By Milt Abel | April 30, 2010

| April 30, 2010

Holland America Amsterdam 4/26 – 5/2

I’ve never seen the ambience on a cruise ship change as much as I observed on the Amsterdam between April 28 and April 30th. From April 26 to the 29 I cruised with 400 passengers finishing the tail-end of a 114 day world cruise. April 29 we exchanged those wealthy, elderly guests for a crowd of 1300 kids, parents, and first-time cruisers that were booked for only a three day cruise. It was like changing TV channels from PBS to an MTV Spring Break special.

I performed two shows the 113th night of their 114 day cruise, and despite they had seen a hundred shows (some nights I’m sure they just showed a movie) before I took the stage, I went over well and enjoyed the experience. The shows were sparsely attended, but after four months at sea, it takes you time to pack. I joked with the audience during the first show of the evening that “the internet had been invented since you left.”

The next night, the very last of their odyssey, I was invited to dinner in the dining room by Dick and Jan, a couple who had taken world cruises for five of the last six years and they were charming company, along with Shirley, a 93 year-old widow who had sat right up front for my late show and was just as present and interesting at dinner. It was odd to be surrounded by passengers who cruised as much as I did, and vaguely unnerving to talk about cruising and various ships’ pluses and minuses with such expertise, and they not being jugglers, magicians, or singers. In some details they were more experienced than me, I rarely eat in the dinning room, but they were able to wax on for sentence after sentence about this ship’s maitre ‘d vs. another, and where they had met and re-met. Probably the only subject I could have educated them on about cruising was which ships had the better crew bars, but despite dropping all kinds of hints, the conversation never poured that direction.

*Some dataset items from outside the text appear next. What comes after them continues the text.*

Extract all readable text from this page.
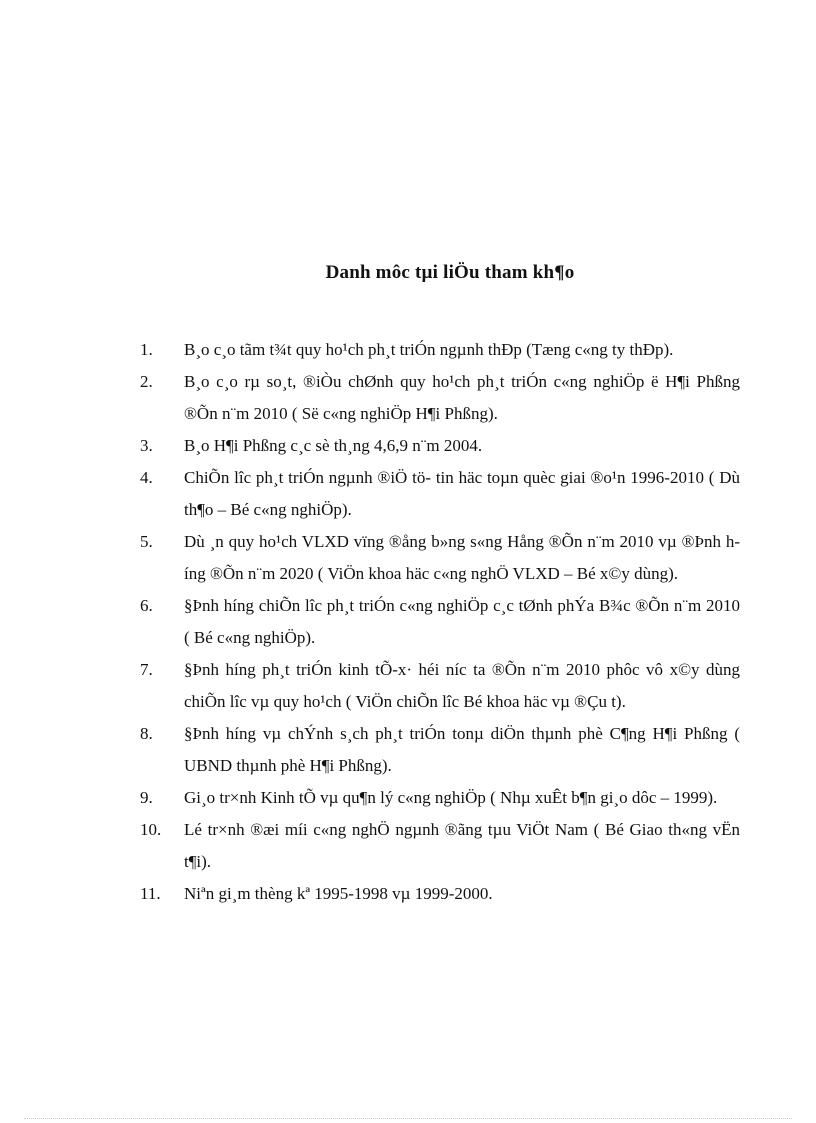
Danh môc tµi liÖu tham kh¶o
1. B¸o c¸o tãm t¾t quy ho¹ch ph¸t triÓn ngµnh thÐp (Tæng c«ng ty thÐp).
2. B¸o c¸o rµ so¸t, ®iÒu chØnh quy ho¹ch ph¸t triÓn c«ng nghiÖp ë H¶i Phßng ®Õn n¨m 2010 ( Së c«ng nghiÖp H¶i Phßng).
3. B¸o H¶i Phßng c¸c sè th¸ng 4,6,9 n¨m 2004.
4. ChiÕn lîc ph¸t triÓn ngµnh ®iÖ tö- tin häc toµn quèc giai ®o¹n 1996-2010 ( Dù th¶o – Bé c«ng nghiÖp).
5. Dù ¸n quy ho¹ch VLXD vïng ®ång b»ng s«ng Hång ®Õn n¨m 2010 vµ ®Þnh híng ®Õn n¨m 2020 ( ViÖn khoa häc c«ng nghÖ VLXD – Bé x©y dùng).
6. §Þnh híng chiÕn lîc ph¸t triÓn c«ng nghiÖp c¸c tØnh phÝa B¾c ®Õn n¨m 2010 ( Bé c«ng nghiÖp).
7. §Þnh híng ph¸t triÓn kinh tÕ-x· héi níc ta ®Õn n¨m 2010 phôc vô x©y dùng chiÕn lîc vµ quy ho¹ch ( ViÖn chiÕn lîc Bé khoa häc vµ ®Çu t).
8. §Þnh híng vµ chÝnh s¸ch ph¸t triÓn tonµ diÖn thµnh phè C¶ng H¶i Phßng ( UBND thµnh phè H¶i Phßng).
9. Gi¸o tr×nh Kinh tÕ vµ qu¶n lý c«ng nghiÖp ( Nhµ xuÊt b¶n gi¸o dôc – 1999).
10. Lé tr×nh ®æi míi c«ng nghÖ ngµnh ®ãng tµu ViÖt Nam ( Bé Giao th«ng vËn t¶i).
11. Niªn gi¸m thèng kª 1995-1998 vµ 1999-2000.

On the 29th the Amsterdam exchanged this veteran, stately crowd for three times as many people that were on average a third their age, so it seemed like the ship had suddenly gotten nine times more crowded. Holland always does a good job, and has one of the consistently friendliest staffs, so the adjustment went smoothly. The only wrench in the works is the sea. We are having two seas day directly up from Los Angeles to Vancouver, B.C. and the ocean, and as I write this, during our first of the two sea days, the ships is rolling, bouncing, and shaking so much I’m mistyping something every sentenxe. The swells are near twenty feet and there seems to be no pattern or rhythm to their effect on the ship. They had to empty the pool, all the water was splashing out, and this morning returning to my cabin I saw a poignant vignette. A six year-old boy wearing a swimsuit stood near the edge of the emptied pool looking into it like it had swallowed his dog. Hopefully tomorrow he’ll be able to splash around and we won’t.